Хохотнул про себя и покинув кабинет зашагал вглубь дворца узнать, что же там такое происходит. Одна из служанок, которую я несколько раз видел, но не посчитал важным запомнить её имя, потому что слишком уж большой дворец и слишком уж редко удаётся пересекаться с некоторыми слугами, причитала, качала головой и охала над разбросанными по полу осколками. При виде меня она сразу же подобралась и, поклонившись, начала жаловаться:
— Ваше Императорское Величество… Ваше Императорское Величество… Такое произошло, такое произошло!
— А что произошло-то? — спросил я её. — Скажите, пожалуйста.
— Да вот вазу, которую китайский посол 25 лет назад подарил вашему дедушке его Императорскому Величеству Николаю Александровичу вдребезги разбилась.

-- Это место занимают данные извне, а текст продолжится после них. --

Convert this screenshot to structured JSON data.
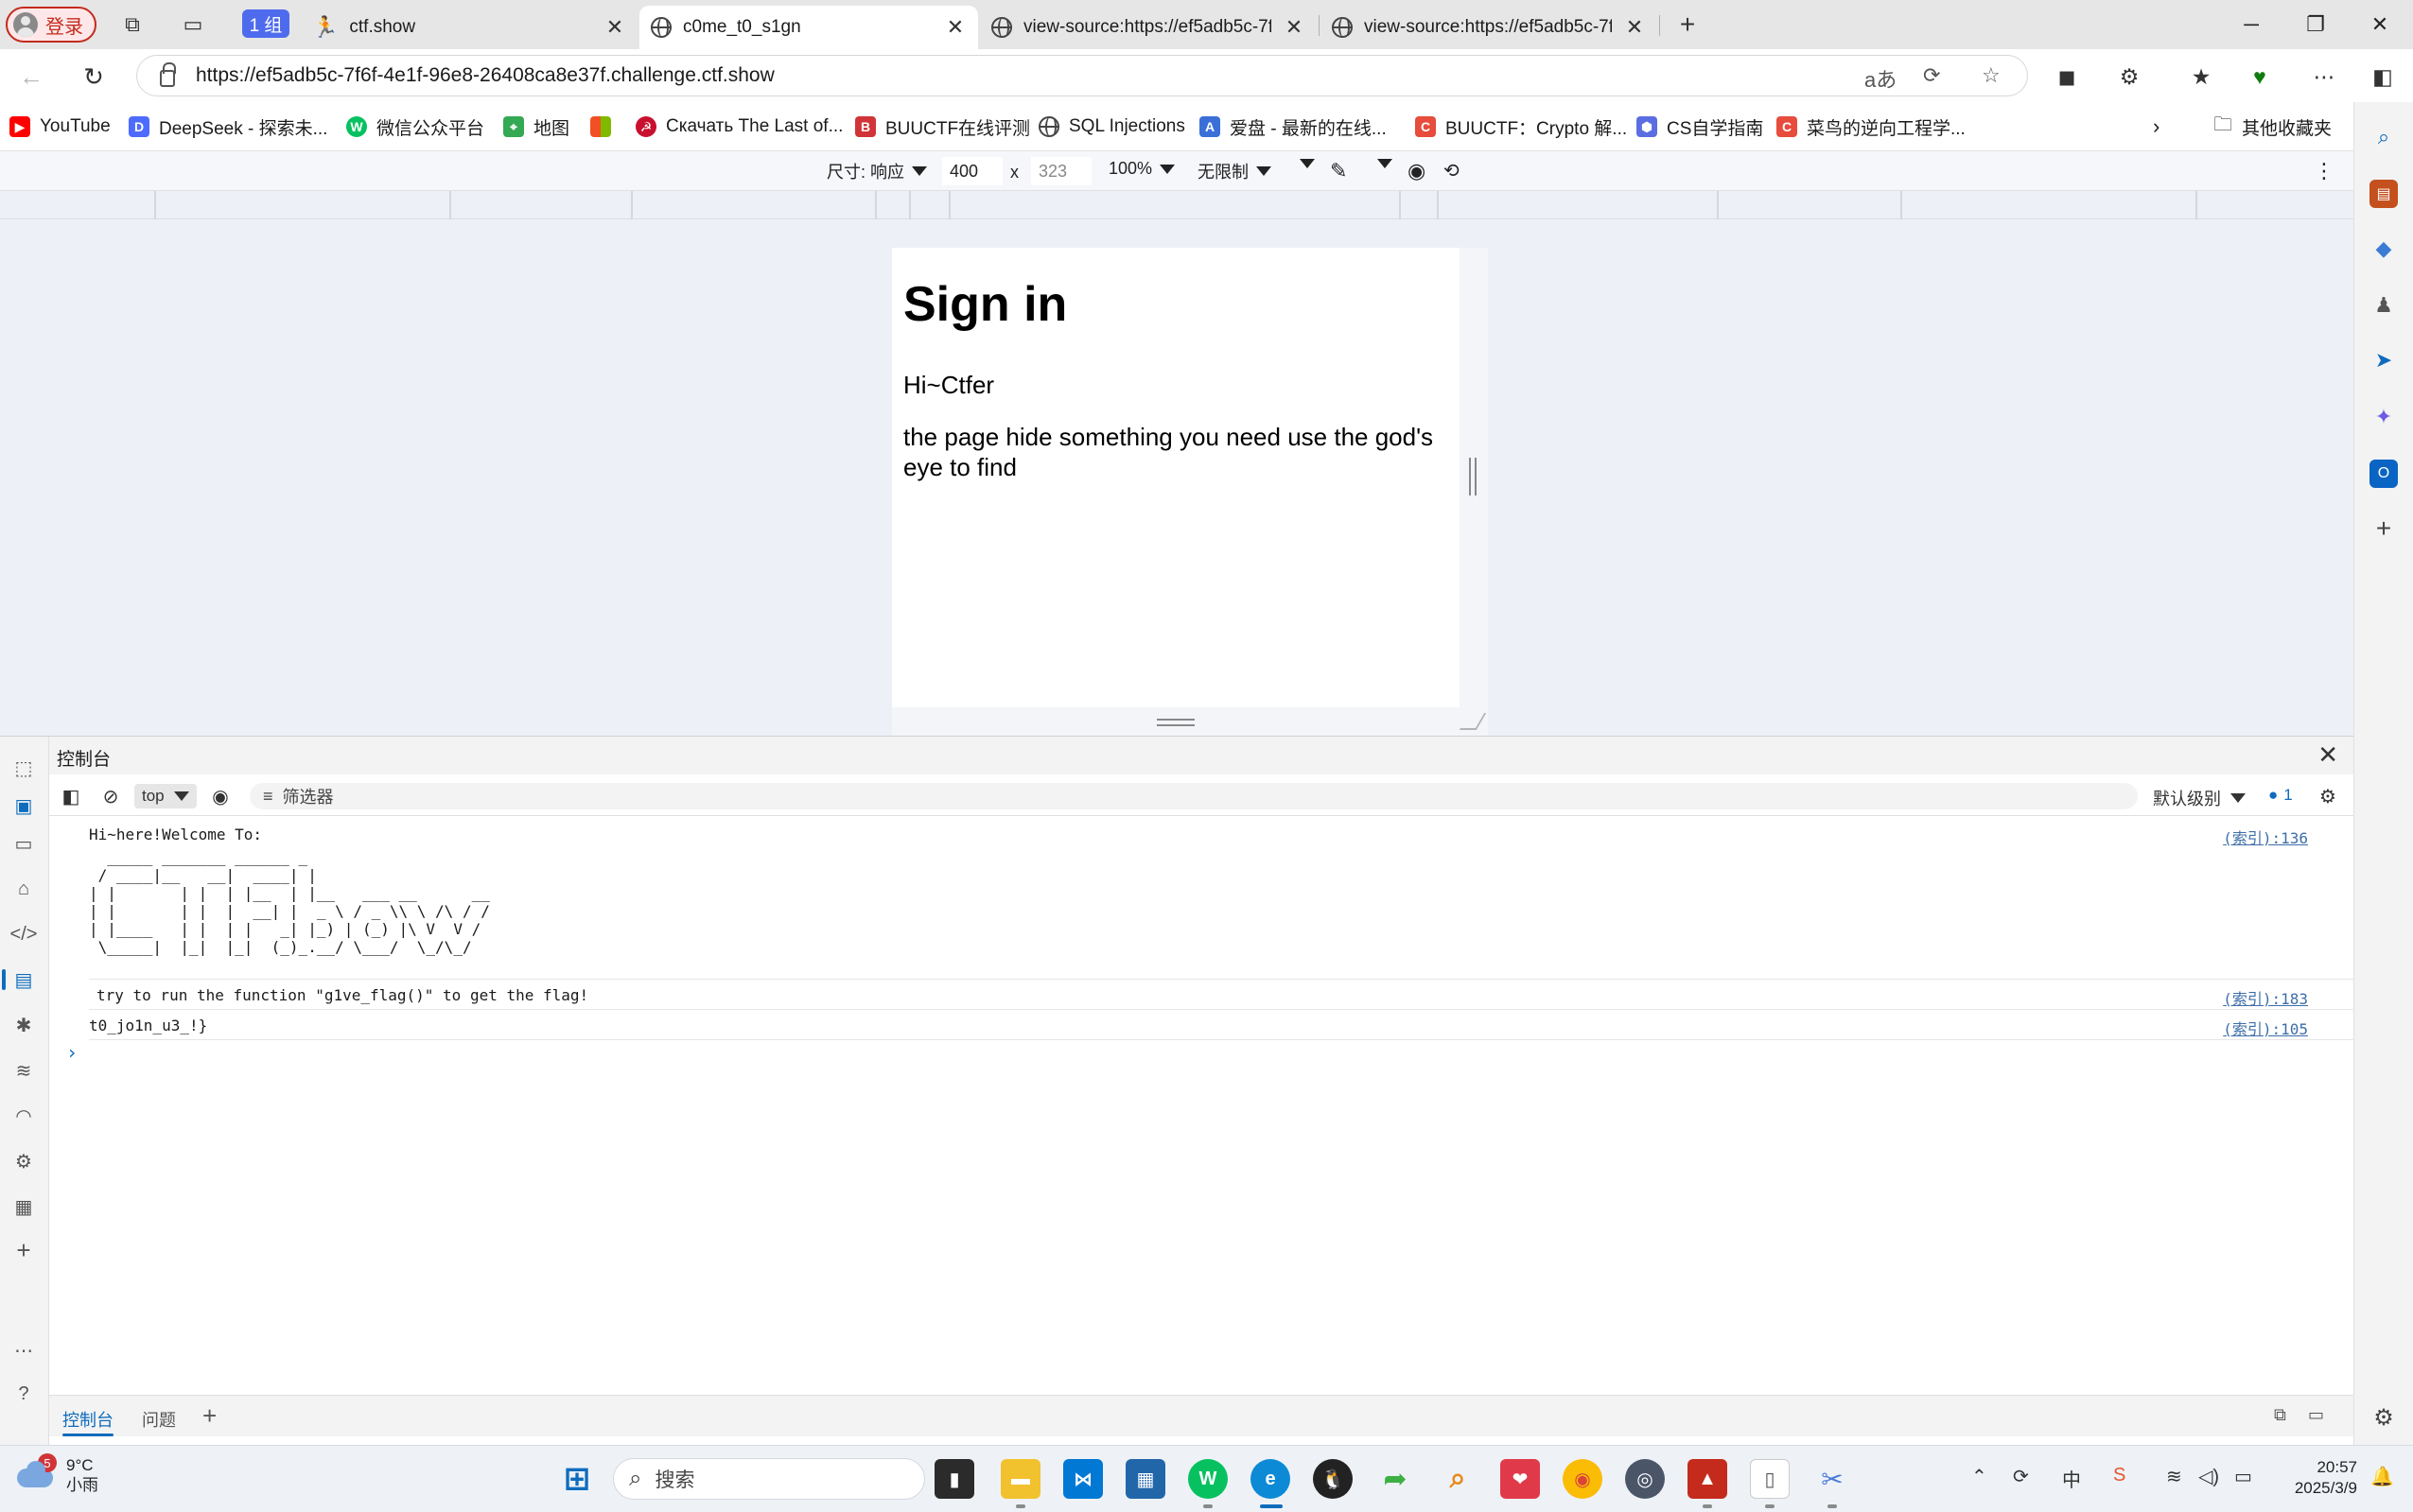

Сначала удивился такой точности, а потом разглядел табличку, над тем местом где ваза должна была находиться. И правда в тысяча девятьсот пятнадцатом году, эту вазу моему деду и подарили.
— Как же это произошло-то? — даже не думая устраивать скандал, которого, видимо, от меня ожидали, спросил я.
— Да кто ж его знает?
В этот момент откуда-то из-за портьеры с громким воем выбежал рыжий кот, с толстой наглой мордой — и, пробежав мимо служанки, скрылся где-то во дворце.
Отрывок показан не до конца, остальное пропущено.